[racket-dev] strange performance on regexp-match: proposed patch
I've isolated a performance issue on form-urlencoded->alist. On
strings with very long key/values, the code appears to consume an
unusual amount of memory. Does the following look ok?
diff --git a/collects/net/uri-codec-unit.rkt b/collects/net/uri-codec-unit.rkt
index c992d62..01d4c05 100644
--- a/collects/net/uri-codec-unit.rkt
+++ b/collects/net/uri-codec-unit.rkt
@@ -269,7 +269,17 @@ See more in PR8831.
;; string -> listof (cons string string)
;; http://www.w3.org/TR/html401/appendix/notes.html#ampersands-in-uris
(define (form-urlencoded->alist str)
- (define keyval-regexp #rx"^([^=]*)(?:=(.*))?$")
+ (define (split-key-value s)
+ (let ([n (string-length s)])
+ (let loop ([i 0])
+ (cond [(= i n)
+ (values s #f)]
+ [(char=? (string-ref s i) #\=)
+ (values (substring s 0 i)
+ (substring s (add1 i)))]
+ [else
+ (loop (add1 i))]))))
+
(define value-regexp
(case (current-alist-separator-mode)
[(semi) #rx"[;]"]
@@ -278,10 +288,10 @@ See more in PR8831.
(if (equal? "" str)
'()
(map (lambda (keyval)
- (let ([m (regexp-match keyval-regexp keyval)]) ; cannot fail
- (cons (string->symbol (form-urlencoded-decode (cadr m)))

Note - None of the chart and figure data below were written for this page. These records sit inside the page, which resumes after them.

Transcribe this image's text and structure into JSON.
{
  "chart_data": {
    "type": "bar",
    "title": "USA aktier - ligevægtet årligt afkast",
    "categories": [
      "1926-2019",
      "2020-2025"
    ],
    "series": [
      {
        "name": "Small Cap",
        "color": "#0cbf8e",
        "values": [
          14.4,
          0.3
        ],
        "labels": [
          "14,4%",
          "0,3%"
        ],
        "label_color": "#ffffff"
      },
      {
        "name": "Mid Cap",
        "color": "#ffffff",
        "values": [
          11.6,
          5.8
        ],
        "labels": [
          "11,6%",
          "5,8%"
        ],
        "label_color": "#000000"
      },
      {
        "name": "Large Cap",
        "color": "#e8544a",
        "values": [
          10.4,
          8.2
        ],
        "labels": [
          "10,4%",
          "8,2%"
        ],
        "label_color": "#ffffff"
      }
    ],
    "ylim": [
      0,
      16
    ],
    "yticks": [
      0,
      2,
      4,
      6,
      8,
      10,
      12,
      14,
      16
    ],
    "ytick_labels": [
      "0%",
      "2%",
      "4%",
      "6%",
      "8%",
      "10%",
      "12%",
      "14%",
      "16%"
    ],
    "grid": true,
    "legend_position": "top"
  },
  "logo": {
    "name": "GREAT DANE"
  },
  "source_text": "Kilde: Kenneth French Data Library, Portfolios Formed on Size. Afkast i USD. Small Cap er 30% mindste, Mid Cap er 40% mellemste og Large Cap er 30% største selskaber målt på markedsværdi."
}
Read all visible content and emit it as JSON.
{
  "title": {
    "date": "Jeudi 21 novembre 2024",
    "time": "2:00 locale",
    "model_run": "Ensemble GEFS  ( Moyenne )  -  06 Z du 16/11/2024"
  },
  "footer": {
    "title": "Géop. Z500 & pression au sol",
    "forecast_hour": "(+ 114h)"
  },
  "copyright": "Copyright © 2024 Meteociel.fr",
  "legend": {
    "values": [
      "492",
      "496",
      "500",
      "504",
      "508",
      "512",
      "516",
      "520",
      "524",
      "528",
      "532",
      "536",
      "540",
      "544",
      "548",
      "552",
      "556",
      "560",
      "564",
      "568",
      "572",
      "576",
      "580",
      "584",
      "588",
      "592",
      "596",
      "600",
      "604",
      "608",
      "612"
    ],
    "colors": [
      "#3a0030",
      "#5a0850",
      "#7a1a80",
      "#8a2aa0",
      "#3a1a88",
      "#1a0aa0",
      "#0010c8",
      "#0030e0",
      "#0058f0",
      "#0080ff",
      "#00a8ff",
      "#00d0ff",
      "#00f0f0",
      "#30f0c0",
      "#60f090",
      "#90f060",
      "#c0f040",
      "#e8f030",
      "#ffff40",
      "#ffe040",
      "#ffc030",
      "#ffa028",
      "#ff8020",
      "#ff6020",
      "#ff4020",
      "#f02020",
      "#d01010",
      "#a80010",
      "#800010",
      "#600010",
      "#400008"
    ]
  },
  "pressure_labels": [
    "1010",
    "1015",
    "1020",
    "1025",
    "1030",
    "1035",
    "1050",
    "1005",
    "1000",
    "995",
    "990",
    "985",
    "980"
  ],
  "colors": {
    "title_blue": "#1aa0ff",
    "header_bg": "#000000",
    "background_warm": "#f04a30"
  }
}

+ (let-values ([(key val) (split-key-value keyval)])
+ (cons (string->symbol (form-urlencoded-decode key))
;; can be #f for no "=..." part
- (and (caddr m) (form-urlencoded-decode (caddr m))))))
+ (and val (form-urlencoded-decode val)))))
(regexp-split value-regexp str))))
(define current-alist-separator-mode